The First Minister responded: “The people of Scotland had the opportunity to make that choice less than a year ago, and they recorded a verdict on that.

“On the impact of the pandemic, I am not suggesting for a second that all the challenges that the national health service faces are down to the pandemic. Before the pandemic, the NHS was dealing with changing demographics and the impact of technology, all of which was putting pressure on the NHS. We stood here and had exchanges on that at the time.

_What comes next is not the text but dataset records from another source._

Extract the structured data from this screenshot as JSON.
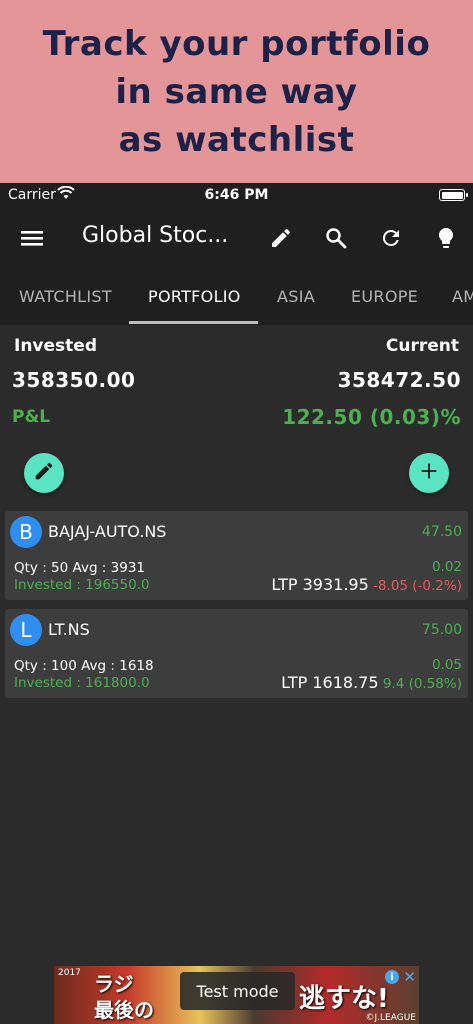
{
  "banner": {
    "lines": [
      "Track your portfolio",
      "in same way",
      "as watchlist"
    ],
    "background": "#e39598",
    "text_color": "#1e2147"
  },
  "status_bar": {
    "carrier": "Carrier",
    "time": "6:46 PM"
  },
  "toolbar": {
    "title": "Global Stoc...",
    "icons": [
      "menu-icon",
      "edit-icon",
      "search-icon",
      "refresh-icon",
      "lightbulb-icon"
    ]
  },
  "tabs": [
    {
      "label": "WATCHLIST",
      "active": false
    },
    {
      "label": "PORTFOLIO",
      "active": true
    },
    {
      "label": "ASIA",
      "active": false
    },
    {
      "label": "EUROPE",
      "active": false
    },
    {
      "label": "AM",
      "active": false
    }
  ],
  "summary": {
    "invested_label": "Invested",
    "invested_value": "358350.00",
    "current_label": "Current",
    "current_value": "358472.50",
    "pl_label": "P&L",
    "pl_value": "122.50 (0.03)%"
  },
  "holdings": [
    {
      "initial": "B",
      "symbol": "BAJAJ-AUTO.NS",
      "total_pl": "47.50",
      "qty_avg": "Qty : 50 Avg : 3931",
      "invested": "Invested : 196550.0",
      "day_pl": "0.02",
      "ltp": "LTP 3931.95",
      "change": "-8.05 (-0.2%)",
      "change_direction": "down"
    },
    {
      "initial": "L",
      "symbol": "LT.NS",
      "total_pl": "75.00",
      "qty_avg": "Qty : 100 Avg : 1618",
      "invested": "Invested : 161800.0",
      "day_pl": "0.05",
      "ltp": "LTP 1618.75",
      "change": "9.4 (0.58%)",
      "change_direction": "up"
    }
  ],
  "ad": {
    "test_label": "Test mode",
    "credit": "©J.LEAGUE",
    "text_left": "ラジ",
    "text_left2": "最後の",
    "text_right": "逃すな!",
    "badge": "2017"
  },
  "colors": {
    "background": "#2b2b2b",
    "toolbar": "#1f1f1f",
    "card": "#3d3d3d",
    "positive": "#4caf50",
    "negative": "#e85a5a",
    "fab": "#5be4c4",
    "avatar": "#2f8ef0"
  }
}
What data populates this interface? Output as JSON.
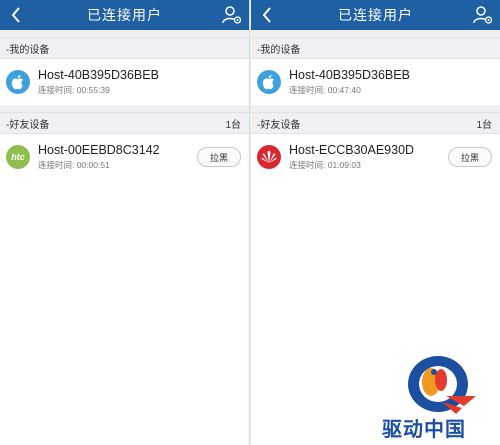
{
  "header": {
    "title": "已连接用户"
  },
  "sections": {
    "my_devices": "-我的设备",
    "friend_devices": "-好友设备"
  },
  "left": {
    "my_device": {
      "host": "Host-40B395D36BEB",
      "time": "连接时间: 00:55:39",
      "icon": "apple-icon"
    },
    "friend_count": "1台",
    "friend_device": {
      "host": "Host-00EEBD8C3142",
      "time": "连接时间: 00:00:51",
      "icon": "htc-icon",
      "block_label": "拉黑"
    }
  },
  "right": {
    "my_device": {
      "host": "Host-40B395D36BEB",
      "time": "连接时间: 00:47:40",
      "icon": "apple-icon"
    },
    "friend_count": "1台",
    "friend_device": {
      "host": "Host-ECCB30AE930D",
      "time": "连接时间: 01:09:03",
      "icon": "huawei-icon",
      "block_label": "拉黑"
    }
  },
  "htc_logo_text": "htc",
  "watermark": {
    "text": "驱动中国"
  },
  "colors": {
    "header": "#1f5fa3",
    "section_bg": "#efeff4",
    "apple": "#3ea1de",
    "htc": "#8fc04f",
    "huawei": "#d8272f",
    "watermark": "#1d4fa0"
  }
}
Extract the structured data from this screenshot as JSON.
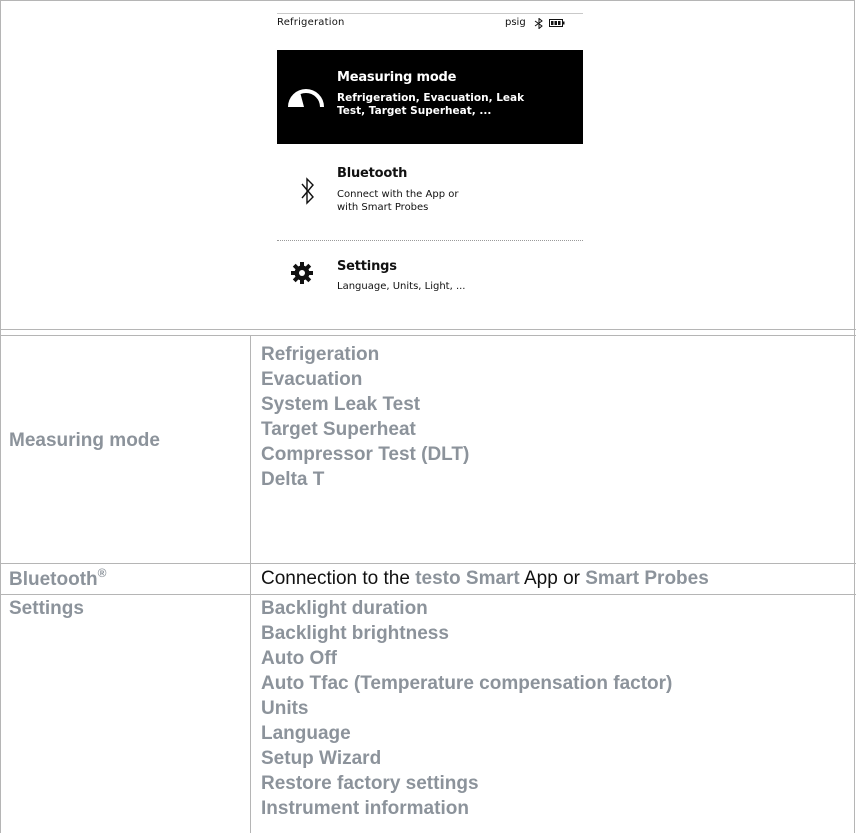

“However, Anas Sarwar seems to be trying to deny the significant effect that Covid has had—and continues to have—on the NHS. Over the most recent period, as the NHS has been dealing with omicron, there has been a 65 per cent increase in Covid-related staff absences. That is the kind of pressure that the NHS is dealing with. We need to get that under control, bring the NHS and the country out of the pandemic and get back to dealing with other challenges.

“The SNP Government has put in place the solid foundations to deal with those challenges. Health spending is at a record high level in Scotland right now. NHS staffing is at a record high, and, since the SNP Government came into office, NHS staffing has increased by 27,000 whole-time-equivalent staff members. We have put in place the foundations.

“We need to get through Covid and then we will support our NHS to recover in full and continue to deliver the services that patients across Scotland need and deserve.”

One comment

  1. So not all of the problems are to do with the pandemic.

    In fact say Sturgeon, before the pandemic it was demographics and changing technology that was causing the backlog

    Oh really First Minister. The backlog of people waiting for operations was largely already existing. Does that mean the SNP under your watch First Minister was not properly resourcing the NHS?

    Seems that it does and now the Labour Party are roasting you for the failed performance. Demographics and technology my arse FM. You’re in the same tall stories boat as your sidekick soul mate Boris Johnson. But we’ll wait for the Sue Gray inquiry – eh.